Once reserved for special occasions, shrimp is now a popular seafood choice in the United States. Although shrimp is high in dietary cholesterol, it's very low in saturated fat—the nutrient that's most closely linked to high blood cholesterol.
Raw, frozen and cooked shrimp are all sold by the number needed to make one pound—for example, “21-25 count” or “31-40 count”—and by more generic size names, such as “large” or “extra large.” Size names don’t always correspond to the actual “count size.” To be sure you’re getting the size you want, order by the count (or number) per pound.
Thaw frozen shrimp in a covered bowl in the refrigerator. If you’re in a hurry, place shrimp in a colander under cold running water until thawed. The “vein” running along a shrimp’s back under a thin layer of flesh is really its digestive tract: use a paring knife to make a slit along the length of the shrimp, then pull it out with the tip of the knife.
A fatty fish, salmon is high in omega-3 fatty acids that may help heart health in a variety of ways.
Salmon steaks and fillets are most commonly found at the seafood counter. Canned salmon is a convenient choice for making salmon salad and salmon cakes.
If you’re grilling salmon, keep the skin on. Doing so helps hold the fish together and protects the delicate flesh from the searing heat. Once cooked, the skin slips off easily.

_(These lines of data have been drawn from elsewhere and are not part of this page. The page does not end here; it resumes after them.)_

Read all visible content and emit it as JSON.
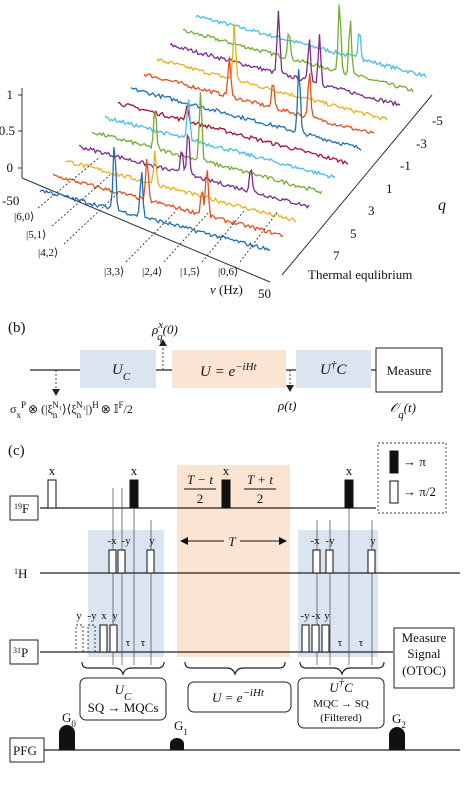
{
  "panel_a": {
    "label_z": [
      "1",
      "0.5",
      "0"
    ],
    "nu_ticks": [
      "-50",
      "50"
    ],
    "nu_label": [
      "ν",
      " (Hz)"
    ],
    "q_ticks": [
      "-5",
      "-3",
      "-1",
      "1",
      "3",
      "5",
      "7"
    ],
    "q_label": "q",
    "thermal_label": "Thermal equlibrium",
    "state_labels": [
      "|6,0⟩",
      "|5,1⟩",
      "|4,2⟩",
      "|3,3⟩",
      "|2,4⟩",
      "|1,5⟩",
      "|0,6⟩"
    ]
  },
  "panel_b": {
    "label": "(b)",
    "uc": [
      "U",
      "C"
    ],
    "u_evo": [
      "U = e",
      "−iHt"
    ],
    "ucd": [
      "U",
      "†",
      "C"
    ],
    "measure": "Measure",
    "rho0": [
      "ρ",
      "x",
      "q",
      "(0)"
    ],
    "initial": [
      "σ",
      "x",
      "P",
      "⊗ (|ξ",
      "n",
      "N₁",
      "⟩⟨ξ",
      "n",
      "N₁",
      "|)",
      "H",
      "⊗ 𝕀",
      "F",
      "/2"
    ],
    "rho_t": "ρ(t)",
    "otoc": [
      "𝒪",
      "q",
      "(t)"
    ]
  },
  "panel_c": {
    "label": "(c)",
    "nuclei": {
      "f19": [
        "19",
        "F"
      ],
      "h1": [
        "1",
        "H"
      ],
      "p31": [
        "31",
        "P"
      ],
      "pfg": "PFG"
    },
    "pulse_labels": {
      "f": [
        "x",
        "x",
        "x",
        "x"
      ],
      "h_left": [
        "-x",
        "-y",
        "y"
      ],
      "h_right": [
        "-x",
        "-y",
        "y"
      ],
      "p_left": [
        "y",
        "-y",
        "x",
        "y"
      ],
      "p_right": [
        "-y",
        "-x",
        "y"
      ],
      "tau": [
        "τ",
        "τ",
        "τ",
        "τ"
      ]
    },
    "evo_left": [
      "T − t",
      "2"
    ],
    "evo_right": [
      "T + t",
      "2"
    ],
    "period": "T",
    "legend": [
      "→ π",
      "→ π/2"
    ],
    "measure": [
      "Measure",
      "Signal",
      "(OTOC)"
    ],
    "blocks": {
      "uc": [
        "U",
        "C",
        "SQ → MQCs"
      ],
      "u": [
        "U = e",
        "−iHt"
      ],
      "ucd": [
        "U",
        "†",
        "C",
        "MQC → SQ",
        "(Filtered)"
      ]
    },
    "gradients": [
      [
        "G",
        "0"
      ],
      [
        "G",
        "1"
      ],
      [
        "G",
        "2"
      ]
    ]
  }
}
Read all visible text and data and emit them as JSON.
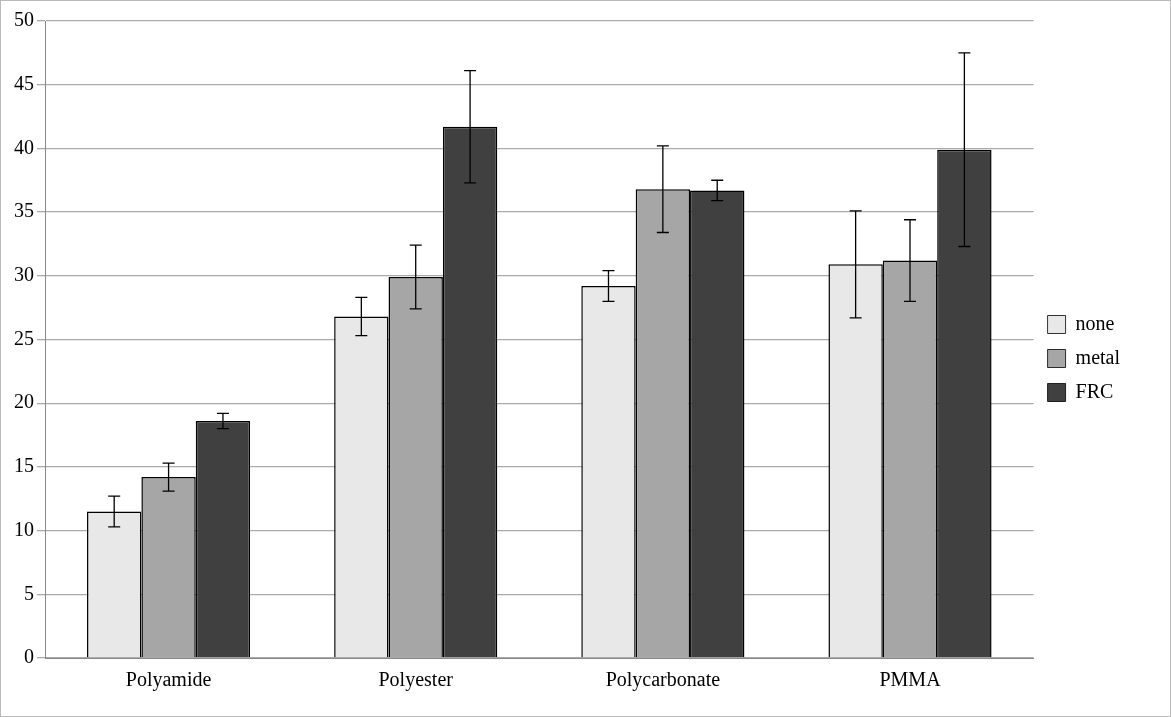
{
  "chart_data": {
    "type": "bar",
    "categories": [
      "Polyamide",
      "Polyester",
      "Polycarbonate",
      "PMMA"
    ],
    "series": [
      {
        "name": "none",
        "color": "#e8e8e8",
        "values": [
          11.5,
          26.8,
          29.2,
          30.9
        ],
        "errors": [
          1.2,
          1.5,
          1.2,
          4.2
        ]
      },
      {
        "name": "metal",
        "color": "#a6a6a6",
        "values": [
          14.2,
          29.9,
          36.8,
          31.2
        ],
        "errors": [
          1.1,
          2.5,
          3.4,
          3.2
        ]
      },
      {
        "name": "FRC",
        "color": "#404040",
        "values": [
          18.6,
          41.7,
          36.7,
          39.9
        ],
        "errors": [
          0.6,
          4.4,
          0.8,
          7.6
        ]
      }
    ],
    "ylim": [
      0,
      50
    ],
    "yticks": [
      0,
      5,
      10,
      15,
      20,
      25,
      30,
      35,
      40,
      45,
      50
    ],
    "grid": "y",
    "legend": "right"
  }
}
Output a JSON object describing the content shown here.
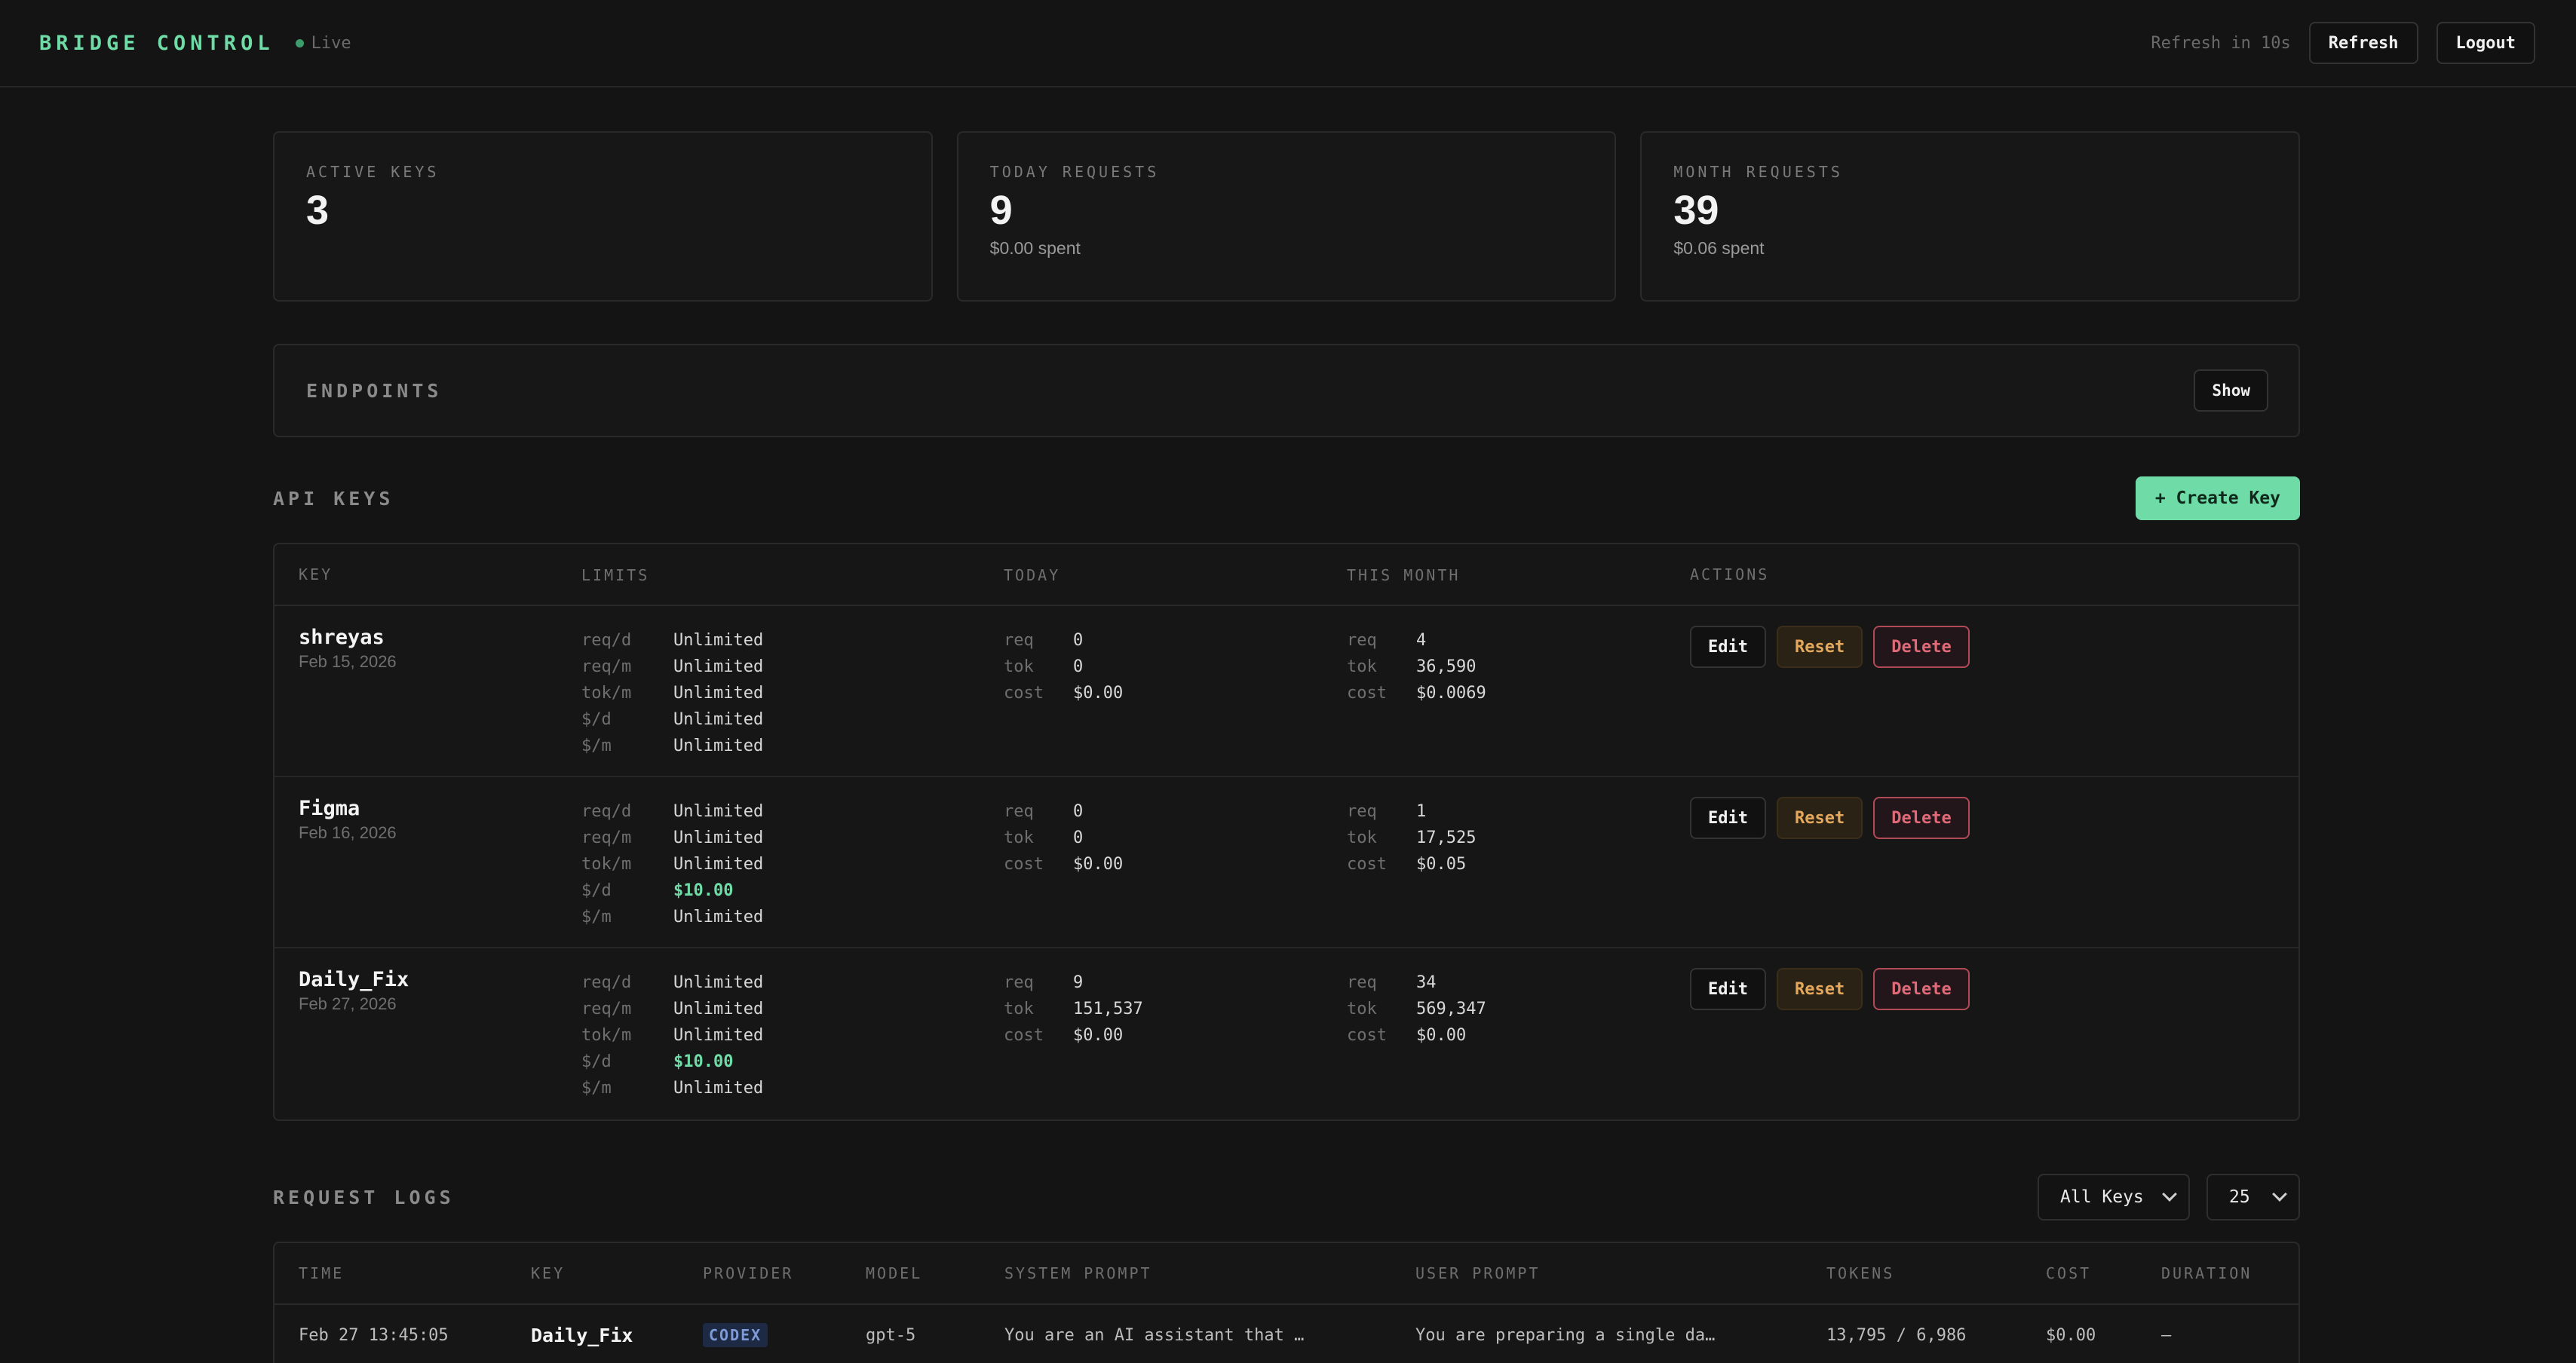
{
  "header": {
    "title": "BRIDGE CONTROL",
    "status": "Live",
    "refresh_countdown": "Refresh in 10s",
    "refresh_label": "Refresh",
    "logout_label": "Logout"
  },
  "stats": [
    {
      "label": "ACTIVE KEYS",
      "value": "3",
      "sub": ""
    },
    {
      "label": "TODAY REQUESTS",
      "value": "9",
      "sub": "$0.00 spent"
    },
    {
      "label": "MONTH REQUESTS",
      "value": "39",
      "sub": "$0.06 spent"
    }
  ],
  "endpoints": {
    "label": "ENDPOINTS",
    "toggle_label": "Show"
  },
  "api_keys": {
    "title": "API KEYS",
    "create_label": "+ Create Key",
    "columns": [
      "KEY",
      "LIMITS",
      "TODAY",
      "THIS MONTH",
      "ACTIONS"
    ],
    "actions": {
      "edit": "Edit",
      "reset": "Reset",
      "delete": "Delete"
    },
    "rows": [
      {
        "name": "shreyas",
        "date": "Feb 15, 2026",
        "limits": [
          [
            "req/d",
            "Unlimited"
          ],
          [
            "req/m",
            "Unlimited"
          ],
          [
            "tok/m",
            "Unlimited"
          ],
          [
            "$/d",
            "Unlimited"
          ],
          [
            "$/m",
            "Unlimited"
          ]
        ],
        "today": [
          [
            "req",
            "0"
          ],
          [
            "tok",
            "0"
          ],
          [
            "cost",
            "$0.00"
          ]
        ],
        "month": [
          [
            "req",
            "4"
          ],
          [
            "tok",
            "36,590"
          ],
          [
            "cost",
            "$0.0069"
          ]
        ]
      },
      {
        "name": "Figma",
        "date": "Feb 16, 2026",
        "limits": [
          [
            "req/d",
            "Unlimited"
          ],
          [
            "req/m",
            "Unlimited"
          ],
          [
            "tok/m",
            "Unlimited"
          ],
          [
            "$/d",
            "$10.00"
          ],
          [
            "$/m",
            "Unlimited"
          ]
        ],
        "today": [
          [
            "req",
            "0"
          ],
          [
            "tok",
            "0"
          ],
          [
            "cost",
            "$0.00"
          ]
        ],
        "month": [
          [
            "req",
            "1"
          ],
          [
            "tok",
            "17,525"
          ],
          [
            "cost",
            "$0.05"
          ]
        ]
      },
      {
        "name": "Daily_Fix",
        "date": "Feb 27, 2026",
        "limits": [
          [
            "req/d",
            "Unlimited"
          ],
          [
            "req/m",
            "Unlimited"
          ],
          [
            "tok/m",
            "Unlimited"
          ],
          [
            "$/d",
            "$10.00"
          ],
          [
            "$/m",
            "Unlimited"
          ]
        ],
        "today": [
          [
            "req",
            "9"
          ],
          [
            "tok",
            "151,537"
          ],
          [
            "cost",
            "$0.00"
          ]
        ],
        "month": [
          [
            "req",
            "34"
          ],
          [
            "tok",
            "569,347"
          ],
          [
            "cost",
            "$0.00"
          ]
        ]
      }
    ]
  },
  "logs": {
    "title": "REQUEST LOGS",
    "key_filter": "All Keys",
    "page_size": "25",
    "columns": [
      "TIME",
      "KEY",
      "PROVIDER",
      "MODEL",
      "SYSTEM PROMPT",
      "USER PROMPT",
      "TOKENS",
      "COST",
      "DURATION"
    ],
    "rows": [
      {
        "time": "Feb 27 13:45:05",
        "key": "Daily_Fix",
        "provider": "CODEX",
        "model": "gpt-5",
        "system": "You are an AI assistant that …",
        "user": "You are preparing a single da…",
        "tokens": "13,795 / 6,986",
        "cost": "$0.00",
        "duration": "—"
      }
    ]
  },
  "colors": {
    "accent": "#6fdca8",
    "reset": "#e3a85c",
    "delete": "#e06a78",
    "bg": "#141414"
  }
}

Despite their reputation as a luxury food, scallops no longer fetch lobster-class prices. Sea scallops are larger and are great for sautéing or broiling. Try the smaller bay scallops in soups or tossed in a pasta sauce.
We recommend cooking with “dry” sea scallops; “wet” scallops are not only mushy and less flavorful, but will not brown properly because they’ll give off too much liquid. Dry sea scallops are usually labeled as such.
Look for the small, tough muscle on the side of most scallops and pull it off with your fingers before cooking them.
A warm-water fatty fish, tuna is found throughout the world’s seas. Yellowfin and bigeye tuna, also called ahi, is common at supermarket fish counters. Yellowfin is one of the types of tuna used in the canning industry under the “chunk light” label.
Tuna is high in omega-3 fatty acids. Look for yellowfin (ahi) tuna at your seafood counter, and choose canned chunk light tuna. Avoid bluefin tuna—it’s severely overfished and the fishing methods used can endanger other sea creatures, such as sea turtles and sharks.
Check with your doctor about the right diet for you.